Last week, Blackstone LP, the largest private equity firm announced a $40 Billion infrastructure fund, with Saudi Arabia as an anchor investor, and with leverage that could take investment to $100 billion! This leapfrogged them ahead of several other billion dollar funds constructed by the likes of Brookfield Asset Management, Macquarie, and others.


So, what is the need for infrastructure all about it and why are we seeing overwhelming institutional interest? With a little investigation, it is easy to conclude that the massive need for infrastructure spending is a global issue, from the most industrialized nations down to the many emerging and even frontier nations. The credit crisis and melt down of global markets in 2008-2009 slowed or altogether stopped much of the needed infrastructure investments, leading us into a global infrastructure gap.

Building and/or repairing roads, bridges, transportation systems, airports, electricity grids and more requires capital, equipment, machines, labor and massive amounts of raw materials. There is little doubt that infrastructure has become a very timely issue across the globe and you don’t have to look too far to take notice:

  • The current U.S. administration, beginning with President Trump’s acceptance speech, has frequently spoken about the tremendous need for infrastructure spending in the U.S. due to the massive repairs needed to bridges, roads, mass transit systems, airports, and more (ranging from $500 billion to as much as $1 Trillion over multiple years).
  • India announced $376 billion in spending over the next 3 years as it begins to address the need for sufficient infrastructure if it is going to be successful moving along the path towards broad industrial growth.

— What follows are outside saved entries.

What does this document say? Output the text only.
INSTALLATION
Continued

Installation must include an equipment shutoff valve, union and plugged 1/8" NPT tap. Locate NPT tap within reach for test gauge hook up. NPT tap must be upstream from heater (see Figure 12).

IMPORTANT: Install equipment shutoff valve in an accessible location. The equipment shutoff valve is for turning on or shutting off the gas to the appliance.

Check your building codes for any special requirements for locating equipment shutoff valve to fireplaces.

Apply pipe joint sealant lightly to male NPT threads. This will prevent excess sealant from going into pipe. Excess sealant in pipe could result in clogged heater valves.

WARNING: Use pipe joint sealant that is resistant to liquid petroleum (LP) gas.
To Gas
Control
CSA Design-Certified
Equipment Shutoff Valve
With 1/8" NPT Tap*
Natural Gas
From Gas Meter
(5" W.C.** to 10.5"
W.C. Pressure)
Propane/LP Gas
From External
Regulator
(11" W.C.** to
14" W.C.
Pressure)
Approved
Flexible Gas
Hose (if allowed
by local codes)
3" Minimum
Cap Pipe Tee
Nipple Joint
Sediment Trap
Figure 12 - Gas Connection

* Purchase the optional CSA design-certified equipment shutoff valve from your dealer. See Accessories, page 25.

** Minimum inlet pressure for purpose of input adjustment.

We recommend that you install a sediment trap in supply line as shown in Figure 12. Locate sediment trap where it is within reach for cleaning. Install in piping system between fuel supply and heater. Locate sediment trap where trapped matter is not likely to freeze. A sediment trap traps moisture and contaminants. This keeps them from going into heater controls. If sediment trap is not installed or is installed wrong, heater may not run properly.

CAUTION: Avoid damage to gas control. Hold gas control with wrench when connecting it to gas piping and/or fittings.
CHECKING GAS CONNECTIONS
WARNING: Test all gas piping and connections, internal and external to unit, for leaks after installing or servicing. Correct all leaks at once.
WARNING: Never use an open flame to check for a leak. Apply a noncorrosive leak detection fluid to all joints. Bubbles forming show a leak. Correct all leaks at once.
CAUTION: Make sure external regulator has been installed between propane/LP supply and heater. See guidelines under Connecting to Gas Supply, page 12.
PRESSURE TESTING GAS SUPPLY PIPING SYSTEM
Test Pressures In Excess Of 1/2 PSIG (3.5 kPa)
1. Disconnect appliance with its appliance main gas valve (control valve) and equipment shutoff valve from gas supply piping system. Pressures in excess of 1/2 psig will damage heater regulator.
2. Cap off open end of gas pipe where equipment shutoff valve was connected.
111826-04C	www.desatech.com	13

  • The Canadian Government has committed to $180 billion over 12 years for public transit, green infrastructure, social infrastructure, trade and transportation infrastructure including the rural and northern communities.

  • Australia is committed to spending $145 billion across two major initiatives for transport infrastructure of all kinds across the country including bridges, road and rail investments.

  • Vietnam needs $100 billion in next four years to meet spending plans.

  • World Bank publishes why “We Need to Close the Infrastructure Gap in Sub-Saharan Africa”.

  • China’s “One Belt, One Road,” or the new “Silk Road” plan entails a $3 trillion infrastructure building campaign.

  • Global consulting firms such as McKinsey & Company and PWC Global have established entire practices to focus specifically on the global need for building infrastructure.

Ultimately it is the forces of demand and supply that are the largest drivers of prices. Infrastructure spending is potentially a massive demand factor for commodities over the years ahead. This comes at a time when so many suppliers of raw materials have been forced to downsize or shut down marginal capacity which in many cases could take years to re-establish. Importantly, this demand/supply imbalance is building at the same time that global macro forces for commodities may also be turning favorable with inflationary pressures growing, interest rates beginning to rise, and the dollar starting to give back some of its tremendous gains over the past 5 years. All of these are positive for commodity prices. Reversion to the mean is a powerful concept and despite the near term volatility, there may be a perfect storm brewing that may lead many commodity prices significantly higher over the years ahead.